Au demeurant, des articles 28 à 33 de ce règlement, il ressort que les principes retenus sont la licéité/loyauté/ l’interdiction de fraude dans la limite du champ des Bureaux d’informations sur le Crédit/ la confidentialité appuyée par le secret bancaire/ Finalité et Consentement préalable/ la rectification et l’effacement. Le cas de faille sécuritaire sur la protection des données d’un client pouvant donner lieu à obligation de remboursement de la part de l’établissement.

Au reste, la loi camerounaise va plus loin que le Règlement communautaire, il va sans dire que les banques, EMF, établissements de paiement doivent se conformer à la fois au droit local et au droit CEMAC. En cas de litige, de la COBAC, du Médiateur Bancaire et de l’Autorité nationale de Data Protection, il faudra délimiter les compétences pour éviter la confusion.

La loi de Data Protection Camerounaise traite à son article 48 (2) (2) de l’interdiction « de procéder au traitement des données à caractère personnel dans le cadre des transactions bancaires sans autorisation préalable des administrations et structures compétentes, dans les conditions et suivant les modalités prévues par les lois en vigueur. » En un mot, la coopération semble être le maître-mot.

Sur le marché des Assurances, la Conférence Interafricaine des Marchés d’Assurances (CIMA) aborde la problématique de Data Protection avec intérêt au détour du Règlement 01-24 du 16 janvier 2024 portant sur la distribution et la gestion du contrat d'assurance par voie numérique et ou électronique.

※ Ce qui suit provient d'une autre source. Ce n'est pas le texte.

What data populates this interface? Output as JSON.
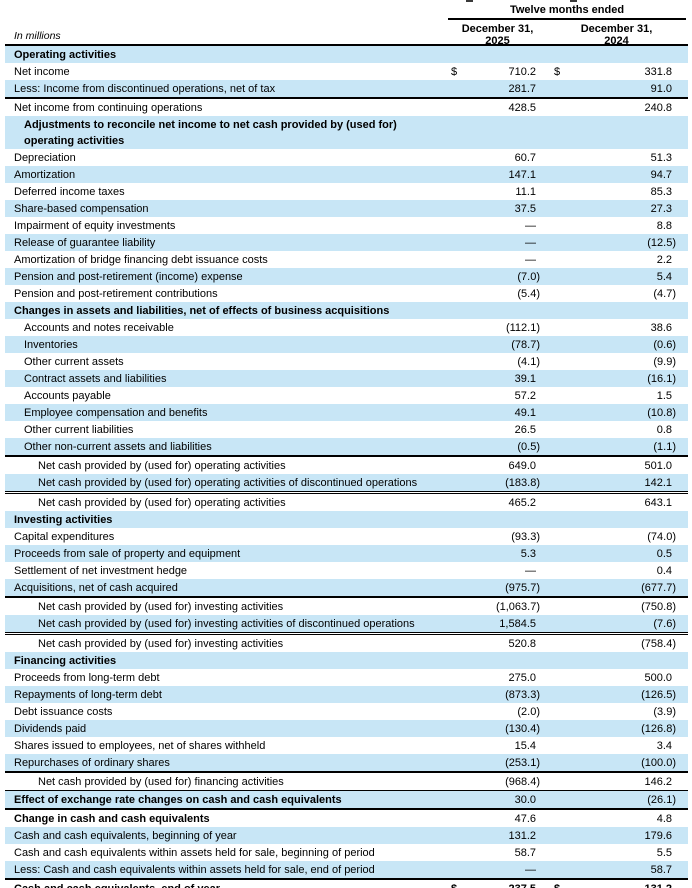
{
  "colors": {
    "row_shade": "#C8E6F6",
    "rule": "#000000",
    "text": "#000000"
  },
  "table": {
    "units_label": "In millions",
    "period_header": "Twelve months ended",
    "columns": [
      {
        "label": "December 31,",
        "year": "2025"
      },
      {
        "label": "December 31,",
        "year": "2024"
      }
    ],
    "rows": [
      {
        "label": "Operating activities",
        "bold": true,
        "shaded": true
      },
      {
        "label": "Net income",
        "v": [
          "710.2",
          "331.8"
        ],
        "dollar": true
      },
      {
        "label": "Less: Income from discontinued operations, net of tax",
        "v": [
          "281.7",
          "91.0"
        ],
        "shaded": true
      },
      {
        "label": "Net income from continuing operations",
        "v": [
          "428.5",
          "240.8"
        ],
        "rule": "thick"
      },
      {
        "label": "Adjustments to reconcile net income to net cash provided by (used for) operating activities",
        "bold": true,
        "shaded": true,
        "indent": 1
      },
      {
        "label": "Depreciation",
        "v": [
          "60.7",
          "51.3"
        ]
      },
      {
        "label": "Amortization",
        "v": [
          "147.1",
          "94.7"
        ],
        "shaded": true
      },
      {
        "label": "Deferred income taxes",
        "v": [
          "11.1",
          "85.3"
        ]
      },
      {
        "label": "Share-based compensation",
        "v": [
          "37.5",
          "27.3"
        ],
        "shaded": true
      },
      {
        "label": "Impairment of equity investments",
        "v": [
          "—",
          "8.8"
        ]
      },
      {
        "label": "Release of guarantee liability",
        "v": [
          "—",
          "(12.5)"
        ],
        "shaded": true
      },
      {
        "label": "Amortization of bridge financing debt issuance costs",
        "v": [
          "—",
          "2.2"
        ]
      },
      {
        "label": "Pension and post-retirement (income) expense",
        "v": [
          "(7.0)",
          "5.4"
        ],
        "shaded": true
      },
      {
        "label": "Pension and post-retirement contributions",
        "v": [
          "(5.4)",
          "(4.7)"
        ]
      },
      {
        "label": "Changes in assets and liabilities, net of effects of business acquisitions",
        "bold": true,
        "shaded": true
      },
      {
        "label": "Accounts and notes receivable",
        "v": [
          "(112.1)",
          "38.6"
        ],
        "indent": 1
      },
      {
        "label": "Inventories",
        "v": [
          "(78.7)",
          "(0.6)"
        ],
        "indent": 1,
        "shaded": true
      },
      {
        "label": "Other current assets",
        "v": [
          "(4.1)",
          "(9.9)"
        ],
        "indent": 1
      },
      {
        "label": "Contract assets and liabilities",
        "v": [
          "39.1",
          "(16.1)"
        ],
        "indent": 1,
        "shaded": true
      },
      {
        "label": "Accounts payable",
        "v": [
          "57.2",
          "1.5"
        ],
        "indent": 1
      },
      {
        "label": "Employee compensation and benefits",
        "v": [
          "49.1",
          "(10.8)"
        ],
        "indent": 1,
        "shaded": true
      },
      {
        "label": "Other current liabilities",
        "v": [
          "26.5",
          "0.8"
        ],
        "indent": 1
      },
      {
        "label": "Other non-current assets and liabilities",
        "v": [
          "(0.5)",
          "(1.1)"
        ],
        "indent": 1,
        "shaded": true
      },
      {
        "label": "Net cash provided by (used for) operating activities",
        "v": [
          "649.0",
          "501.0"
        ],
        "indent": 2,
        "rule": "thick"
      },
      {
        "label": "Net cash provided by (used for) operating activities of discontinued operations",
        "v": [
          "(183.8)",
          "142.1"
        ],
        "indent": 2,
        "shaded": true
      },
      {
        "label": "Net cash provided by (used for) operating activities",
        "v": [
          "465.2",
          "643.1"
        ],
        "indent": 2,
        "rule": "double"
      },
      {
        "label": "Investing activities",
        "bold": true,
        "shaded": true
      },
      {
        "label": "Capital expenditures",
        "v": [
          "(93.3)",
          "(74.0)"
        ]
      },
      {
        "label": "Proceeds from sale of property and equipment",
        "v": [
          "5.3",
          "0.5"
        ],
        "shaded": true
      },
      {
        "label": "Settlement of net investment hedge",
        "v": [
          "—",
          "0.4"
        ]
      },
      {
        "label": "Acquisitions, net of cash acquired",
        "v": [
          "(975.7)",
          "(677.7)"
        ],
        "shaded": true
      },
      {
        "label": "Net cash provided by (used for) investing activities",
        "v": [
          "(1,063.7)",
          "(750.8)"
        ],
        "indent": 2,
        "rule": "thick"
      },
      {
        "label": "Net cash provided by (used for) investing activities of discontinued operations",
        "v": [
          "1,584.5",
          "(7.6)"
        ],
        "indent": 2,
        "shaded": true
      },
      {
        "label": "Net cash provided by (used for) investing activities",
        "v": [
          "520.8",
          "(758.4)"
        ],
        "indent": 2,
        "rule": "double"
      },
      {
        "label": "Financing activities",
        "bold": true,
        "shaded": true
      },
      {
        "label": "Proceeds from long-term debt",
        "v": [
          "275.0",
          "500.0"
        ]
      },
      {
        "label": "Repayments of long-term debt",
        "v": [
          "(873.3)",
          "(126.5)"
        ],
        "shaded": true
      },
      {
        "label": "Debt issuance costs",
        "v": [
          "(2.0)",
          "(3.9)"
        ]
      },
      {
        "label": "Dividends paid",
        "v": [
          "(130.4)",
          "(126.8)"
        ],
        "shaded": true
      },
      {
        "label": "Shares issued to employees, net of shares withheld",
        "v": [
          "15.4",
          "3.4"
        ]
      },
      {
        "label": "Repurchases of ordinary shares",
        "v": [
          "(253.1)",
          "(100.0)"
        ],
        "shaded": true
      },
      {
        "label": "Net cash provided by (used for) financing activities",
        "v": [
          "(968.4)",
          "146.2"
        ],
        "indent": 2,
        "rule": "thick"
      },
      {
        "label": "Effect of exchange rate changes on cash and cash equivalents",
        "v": [
          "30.0",
          "(26.1)"
        ],
        "bold": true,
        "shaded": true,
        "rule": "thin"
      },
      {
        "label": "Change in cash and cash equivalents",
        "v": [
          "47.6",
          "4.8"
        ],
        "bold": true,
        "rule": "thick"
      },
      {
        "label": "Cash and cash equivalents, beginning of year",
        "v": [
          "131.2",
          "179.6"
        ],
        "shaded": true
      },
      {
        "label": "Cash and cash equivalents within assets held for sale, beginning of period",
        "v": [
          "58.7",
          "5.5"
        ]
      },
      {
        "label": "Less: Cash and cash equivalents within assets held for sale, end of period",
        "v": [
          "—",
          "58.7"
        ],
        "shaded": true
      },
      {
        "label": "Cash and cash equivalents, end of year",
        "v": [
          "237.5",
          "131.2"
        ],
        "bold": true,
        "bold_values": true,
        "dollar": true,
        "rule": "thick"
      }
    ]
  }
}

En son article 7 dont le titre est «  Protection des données à caractère personnel et transactions électroniques », il est précisé que « les entreprises d'assurance et les intermédiaires exerçant des activités de distribution et de gestion de contrats d'assurance par voie numérique/électronique traitent et protègent les données et les transactions, conformément à la loi régissant la protection des données à caractère personnel dans l'Etat membre de la CIMA dans lequel elles exercent leurs activités et à la loi régissant les transactions électroniques dans l'Etat membre de la CIMA dans lequel elles exercent leurs activités. » Ici, la technique du renvoi oblige les assureurs à se plier aux exigences de la nouvelle donne légale au Cameroun.

Sur le marché financier, la Commission de Surveillance (COSUMAF) ne semble pas particulièrement disserte sur la Data Protection, sauf quelques cas à l’instar de sa Commission des sanctions qui peut décider de l’anonymisation (pseudonymisation ?) lorsque la publication de la décision est susceptible de causer à la personne mise en cause un préjudice ou inclut des données personnelles ; Les clients des entités agréées ( SGP, Sociétés de Bourse)  devront alors se rabattre (au Cameroun) sur la loi de Data Protection nationale pour se protéger.